В гостиной спали в клетках птицы. На веранде, подумал Руфус, им будет просторнее, но не сейчас, а весной. Птицы эти южные, холода не любят. Впрочем, и я не люблю промозглой слякоти, мокрого снега, жирной грязи, всей этой прелести, которая называется зимой в городе Ридна. В горах хотя бы снег лежит. Но в горах ведьмы…
Он спустил собаку с поводка; на ошейнике болталась светодиодная лампочка, собака отражалась в мокром асфальте, как привидение, и далеко бежать не решалась — не щенок, все-таки годы, все должно быть солидно и чинно…
В кармане у Руфуса зазвонил телефон.
— По всей видимости, группа кураторов предложила ему пост, и шансы очень высоки, — с некоторой опаской сказал собеседник.
— По всей видимости — или точно?
— По косвенным свидетельствам, патрон.
— Перестаньте так меня называть! — выкрикнул Руфус.
В трубке растерянно замолчали. Собака вернулась из темноты — ей было ясно, что хозяин расстроен, но от какой опасности его защищать, старая овчарка не понимала.
— Я хочу его уничтожить, — тяжело сказал Руфус. — Я хочу, чтобы он понял — каково это. И я своего добьюсь.
Ровно в семь кабинет оказался переполнен, на всех не хватило кресел, пришли не только те, кого он вызвал, но и все, свободные сейчас от патрулей. Оба заместителя, оперативники, над которыми Мартин издевался в аэропорту, еще какие-то до сих пор не знакомые инквизиторы Ридны. К рапортам об отставке на столе прибавился еще десяток.

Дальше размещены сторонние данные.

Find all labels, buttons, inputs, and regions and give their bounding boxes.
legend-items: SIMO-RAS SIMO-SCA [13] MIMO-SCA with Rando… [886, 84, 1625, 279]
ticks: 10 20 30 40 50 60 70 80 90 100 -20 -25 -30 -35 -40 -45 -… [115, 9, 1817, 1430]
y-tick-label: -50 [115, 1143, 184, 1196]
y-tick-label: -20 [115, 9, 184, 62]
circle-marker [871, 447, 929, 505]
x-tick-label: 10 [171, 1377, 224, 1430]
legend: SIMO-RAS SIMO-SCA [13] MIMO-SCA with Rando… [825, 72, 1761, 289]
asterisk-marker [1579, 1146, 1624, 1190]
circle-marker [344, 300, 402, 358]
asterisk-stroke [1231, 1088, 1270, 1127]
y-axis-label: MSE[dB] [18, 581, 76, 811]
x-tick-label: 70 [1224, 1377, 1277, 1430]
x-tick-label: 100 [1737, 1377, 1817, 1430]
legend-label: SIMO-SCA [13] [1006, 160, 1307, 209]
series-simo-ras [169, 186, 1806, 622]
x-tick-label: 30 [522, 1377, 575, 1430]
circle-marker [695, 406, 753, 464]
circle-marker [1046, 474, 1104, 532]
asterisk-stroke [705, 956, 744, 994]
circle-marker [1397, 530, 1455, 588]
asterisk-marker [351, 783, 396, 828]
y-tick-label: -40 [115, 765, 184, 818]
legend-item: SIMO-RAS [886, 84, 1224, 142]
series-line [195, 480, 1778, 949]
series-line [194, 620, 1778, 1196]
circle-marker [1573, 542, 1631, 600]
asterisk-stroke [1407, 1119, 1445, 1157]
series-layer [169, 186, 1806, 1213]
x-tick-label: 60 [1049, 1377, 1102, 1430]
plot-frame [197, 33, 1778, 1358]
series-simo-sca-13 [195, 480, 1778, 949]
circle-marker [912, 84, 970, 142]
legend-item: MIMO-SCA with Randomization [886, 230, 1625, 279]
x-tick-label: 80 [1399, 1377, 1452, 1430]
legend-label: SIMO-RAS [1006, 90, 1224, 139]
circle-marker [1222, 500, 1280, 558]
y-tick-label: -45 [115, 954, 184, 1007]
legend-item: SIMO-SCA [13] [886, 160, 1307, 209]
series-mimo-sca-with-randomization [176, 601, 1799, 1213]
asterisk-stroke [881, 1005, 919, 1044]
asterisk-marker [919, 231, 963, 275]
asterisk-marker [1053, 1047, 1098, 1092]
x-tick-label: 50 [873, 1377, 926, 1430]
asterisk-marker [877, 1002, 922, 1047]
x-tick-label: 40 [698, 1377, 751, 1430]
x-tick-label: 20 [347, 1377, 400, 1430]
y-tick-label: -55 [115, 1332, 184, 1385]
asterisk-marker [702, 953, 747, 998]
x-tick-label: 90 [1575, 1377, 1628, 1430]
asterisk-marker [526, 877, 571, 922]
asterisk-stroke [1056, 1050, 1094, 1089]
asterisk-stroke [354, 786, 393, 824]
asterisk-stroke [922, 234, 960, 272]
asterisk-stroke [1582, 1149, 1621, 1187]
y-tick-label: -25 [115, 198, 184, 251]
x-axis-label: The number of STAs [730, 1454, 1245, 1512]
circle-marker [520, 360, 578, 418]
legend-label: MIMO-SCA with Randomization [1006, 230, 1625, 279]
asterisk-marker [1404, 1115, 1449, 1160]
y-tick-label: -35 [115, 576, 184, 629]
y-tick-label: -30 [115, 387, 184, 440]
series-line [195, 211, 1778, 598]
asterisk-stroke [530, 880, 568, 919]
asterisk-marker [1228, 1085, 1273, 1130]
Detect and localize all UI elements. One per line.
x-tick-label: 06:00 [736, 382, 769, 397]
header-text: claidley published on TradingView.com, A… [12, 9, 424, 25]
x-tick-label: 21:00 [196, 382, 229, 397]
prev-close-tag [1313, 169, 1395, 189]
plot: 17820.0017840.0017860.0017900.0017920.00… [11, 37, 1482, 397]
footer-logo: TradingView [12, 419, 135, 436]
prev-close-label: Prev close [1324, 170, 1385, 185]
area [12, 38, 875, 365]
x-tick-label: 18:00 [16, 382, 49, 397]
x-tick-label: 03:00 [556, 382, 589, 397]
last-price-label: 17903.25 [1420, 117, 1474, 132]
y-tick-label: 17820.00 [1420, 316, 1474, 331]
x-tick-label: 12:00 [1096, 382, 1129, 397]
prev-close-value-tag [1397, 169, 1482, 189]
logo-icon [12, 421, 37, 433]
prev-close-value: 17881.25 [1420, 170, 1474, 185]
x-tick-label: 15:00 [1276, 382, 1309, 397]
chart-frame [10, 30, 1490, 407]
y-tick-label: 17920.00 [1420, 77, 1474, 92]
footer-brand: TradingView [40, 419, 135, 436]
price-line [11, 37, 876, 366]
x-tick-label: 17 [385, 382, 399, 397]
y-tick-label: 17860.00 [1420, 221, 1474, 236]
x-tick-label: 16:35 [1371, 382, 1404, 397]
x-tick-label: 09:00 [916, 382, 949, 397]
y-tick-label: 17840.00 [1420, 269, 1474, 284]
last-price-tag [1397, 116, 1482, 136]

Они расселись, в том числе на занесенных из приемной стульях. Каждый второй счел своим долгом демонстративно нарисовать в воздухе явь-знак.
— Я ознакомился с вашими рапортами, господа, — сказал Мартин. — Я рассмотрю их персонально, если вы не против, все-таки нельзя решать судьбу человека, не глядя ему в лицо…
Конечно, они не рассчитывали, что он сдастся сразу. Но с первых же слов он назначил себя вершителем судеб, а их посадил на скамью подсудимых, и такой поворот никому в кабинете не понравился.
— Позвольте заметить, патрон, — начал его первый заместитель, основательный и плотный, лет пятидесяти, — что, по нашему общему мнению…
— …Которого никто не спрашивал, — Мартин повернул голову. — Вам не давали слова.
Они заговорили все разом:
— Никто не будет сотрудничать с человеком, вступившим в сговор с ведьмой!
— Нам все равно, что решили в Вижне, здесь есть свидетели, что она напала!
— Вы можете сколько угодно геройствовать в прямом эфире, здесь Ридна, а не Вижна! Здесь никто не станет с вами работать!
На отца, небось, они бы не посмели так орать, мрачно подумал Мартин. И вспомнил слова Клавдия Старжа: «Если хочешь сделать мне приятное, поезжай в Ридну и займись делом».